Kultur

Ein Hauch Elbphilharmonie im kleinen Loit

Veröffentlicht Geändert
Die elf Musikerinnen und Musiker des NDR Elbphilharmonie Orchesters in Hamburg in ungewöhnlicher Umgebung

Elf Cellistinnen und Cellisten des NDR Elbphilharmonie Orchesters spielten in der historischen Scheune in Loit – und machten den Abend zu einem musikalischen Geschenk.

Die Cellos stehen bereit. Elf Musikerinnen und Musiker betreten die Bühne, die sich fast über die gesamte Breite des Raumes erstreckt. Bühne – das klingt fast zu groß für den Ort, an dem die Cellistinnen und Cellisten des NDR Elbphilharmonie Orchesters gleich spielen werden: eine alte Scheune im kleinen Ort Loit, im Besitz von Musikliebhaber Thomas Zwieg.

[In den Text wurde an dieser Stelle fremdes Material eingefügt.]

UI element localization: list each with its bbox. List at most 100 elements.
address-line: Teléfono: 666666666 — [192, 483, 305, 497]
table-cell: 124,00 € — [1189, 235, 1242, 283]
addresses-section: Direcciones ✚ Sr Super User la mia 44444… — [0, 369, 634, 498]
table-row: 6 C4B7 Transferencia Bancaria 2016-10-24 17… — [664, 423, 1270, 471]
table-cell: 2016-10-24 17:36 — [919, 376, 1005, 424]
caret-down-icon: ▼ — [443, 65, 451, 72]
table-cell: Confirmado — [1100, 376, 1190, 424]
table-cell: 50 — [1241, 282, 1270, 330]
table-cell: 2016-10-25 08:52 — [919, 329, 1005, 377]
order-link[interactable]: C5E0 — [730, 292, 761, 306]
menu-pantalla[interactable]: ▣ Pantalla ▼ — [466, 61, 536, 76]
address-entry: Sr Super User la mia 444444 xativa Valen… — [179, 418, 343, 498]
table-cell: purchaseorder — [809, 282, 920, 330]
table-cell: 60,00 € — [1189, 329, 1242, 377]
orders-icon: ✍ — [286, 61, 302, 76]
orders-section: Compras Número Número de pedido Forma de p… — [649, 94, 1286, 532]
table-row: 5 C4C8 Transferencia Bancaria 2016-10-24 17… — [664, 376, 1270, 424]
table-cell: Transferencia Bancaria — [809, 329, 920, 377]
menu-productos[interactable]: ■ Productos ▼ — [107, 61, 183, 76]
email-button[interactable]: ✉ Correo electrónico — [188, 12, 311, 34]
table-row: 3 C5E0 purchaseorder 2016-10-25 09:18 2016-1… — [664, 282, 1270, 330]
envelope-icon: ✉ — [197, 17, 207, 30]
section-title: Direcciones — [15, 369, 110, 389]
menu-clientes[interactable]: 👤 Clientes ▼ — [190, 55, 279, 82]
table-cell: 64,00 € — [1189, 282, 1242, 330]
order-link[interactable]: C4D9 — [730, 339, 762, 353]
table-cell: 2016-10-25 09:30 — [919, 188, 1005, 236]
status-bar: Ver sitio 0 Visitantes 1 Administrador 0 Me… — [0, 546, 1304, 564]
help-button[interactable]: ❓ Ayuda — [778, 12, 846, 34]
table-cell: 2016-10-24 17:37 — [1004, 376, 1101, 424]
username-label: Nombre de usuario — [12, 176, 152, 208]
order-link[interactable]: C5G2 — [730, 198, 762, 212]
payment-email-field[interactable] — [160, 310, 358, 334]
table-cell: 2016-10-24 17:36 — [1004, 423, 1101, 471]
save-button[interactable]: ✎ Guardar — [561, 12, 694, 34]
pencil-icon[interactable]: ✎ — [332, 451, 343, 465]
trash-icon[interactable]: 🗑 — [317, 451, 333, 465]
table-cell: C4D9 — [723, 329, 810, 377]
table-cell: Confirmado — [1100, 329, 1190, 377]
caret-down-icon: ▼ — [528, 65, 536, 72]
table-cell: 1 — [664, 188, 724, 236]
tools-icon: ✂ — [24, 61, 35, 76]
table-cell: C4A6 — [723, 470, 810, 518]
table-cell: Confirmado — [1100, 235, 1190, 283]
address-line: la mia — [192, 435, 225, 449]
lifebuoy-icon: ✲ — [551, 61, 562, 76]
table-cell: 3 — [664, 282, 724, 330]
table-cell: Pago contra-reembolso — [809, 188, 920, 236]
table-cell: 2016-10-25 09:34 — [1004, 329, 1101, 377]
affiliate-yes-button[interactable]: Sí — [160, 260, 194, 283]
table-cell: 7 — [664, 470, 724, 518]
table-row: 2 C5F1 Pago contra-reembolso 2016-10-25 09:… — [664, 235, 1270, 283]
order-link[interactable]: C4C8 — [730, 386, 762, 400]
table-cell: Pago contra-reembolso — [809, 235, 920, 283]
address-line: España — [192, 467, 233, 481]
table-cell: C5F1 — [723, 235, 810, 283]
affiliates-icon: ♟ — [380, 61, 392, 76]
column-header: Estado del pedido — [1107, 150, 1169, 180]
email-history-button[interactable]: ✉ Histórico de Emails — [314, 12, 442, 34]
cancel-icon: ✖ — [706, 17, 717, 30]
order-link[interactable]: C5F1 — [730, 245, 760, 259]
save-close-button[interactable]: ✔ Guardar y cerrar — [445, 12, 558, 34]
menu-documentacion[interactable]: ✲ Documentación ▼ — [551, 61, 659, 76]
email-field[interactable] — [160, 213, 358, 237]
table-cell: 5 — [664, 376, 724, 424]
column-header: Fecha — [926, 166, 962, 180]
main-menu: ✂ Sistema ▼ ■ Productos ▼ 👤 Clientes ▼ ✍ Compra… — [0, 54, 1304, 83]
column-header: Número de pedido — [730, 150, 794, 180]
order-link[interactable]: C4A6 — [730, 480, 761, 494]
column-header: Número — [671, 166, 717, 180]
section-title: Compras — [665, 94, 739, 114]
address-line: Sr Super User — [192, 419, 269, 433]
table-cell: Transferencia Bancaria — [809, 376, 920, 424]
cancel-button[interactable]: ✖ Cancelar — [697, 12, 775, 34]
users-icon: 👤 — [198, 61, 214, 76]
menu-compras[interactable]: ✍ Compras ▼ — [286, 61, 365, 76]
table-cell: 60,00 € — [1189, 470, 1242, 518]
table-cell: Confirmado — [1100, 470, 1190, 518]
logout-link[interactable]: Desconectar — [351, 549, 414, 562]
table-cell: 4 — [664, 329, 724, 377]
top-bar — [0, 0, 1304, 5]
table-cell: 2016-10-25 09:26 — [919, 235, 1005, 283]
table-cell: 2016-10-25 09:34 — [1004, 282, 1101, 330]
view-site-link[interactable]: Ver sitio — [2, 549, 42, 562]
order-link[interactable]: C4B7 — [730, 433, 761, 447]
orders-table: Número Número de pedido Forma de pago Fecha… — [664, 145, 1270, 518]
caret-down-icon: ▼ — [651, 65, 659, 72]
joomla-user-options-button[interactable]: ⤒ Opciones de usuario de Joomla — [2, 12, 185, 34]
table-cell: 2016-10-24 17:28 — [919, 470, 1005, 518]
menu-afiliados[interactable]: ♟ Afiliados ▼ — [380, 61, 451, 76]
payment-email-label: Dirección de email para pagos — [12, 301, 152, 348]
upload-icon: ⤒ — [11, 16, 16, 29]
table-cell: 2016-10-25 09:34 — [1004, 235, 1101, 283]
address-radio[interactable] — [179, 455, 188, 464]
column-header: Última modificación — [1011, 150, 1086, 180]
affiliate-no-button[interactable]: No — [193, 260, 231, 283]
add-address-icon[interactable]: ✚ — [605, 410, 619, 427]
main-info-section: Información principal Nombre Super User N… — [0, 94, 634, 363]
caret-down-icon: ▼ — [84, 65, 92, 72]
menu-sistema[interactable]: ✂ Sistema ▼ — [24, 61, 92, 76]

Zwieg hat bereits zahlreiche musikalische Größen in den Norden geholt – doch mit diesem Ensemble übertrifft er sich – wieder – selbst.

Konzentration und stille Kommunikation

Alle sind still und konzentriert.

Normalerweise spielen die Cellistinnen und Cellisten in der Elbphilharmonie in Hamburg. Zum 250-jährigen Bestehen des Hofes „Smedegaard“, auf dem Zwieg lebt, konnte er das Ensemble nach Nordschleswig einladen – und sich damit, wie er sagt, selbst ein Geschenk machen.

Auch das Publikum kommt auf seine Kosten. Die neun Cellisten und zwei Cellistinnen bieten eine Sinfonie für die Sinne: synchrones Spiel, fließende Bewegungen, präzise Einsätze. Schon das Zuschauen bereitet Freude.

Kommunikation ohne Worte

Die Musikerinnen und Musiker spielen hauptsächlich in großen Konzerthäusern.
Die Blicke wandern immer wieder zu den anderen Musizierenden.

Das Tempo wechselt. Aus der gemeinsamen Bewegung heraus übernimmt jede und jeder eine neue Rolle. Ohne Worte verständigen sie sich – kurze Blicke genügen, um Einsätze und Dynamik abzustimmen. Zwischendurch blitzen Lächeln auf – Zeichen echter Spielfreude.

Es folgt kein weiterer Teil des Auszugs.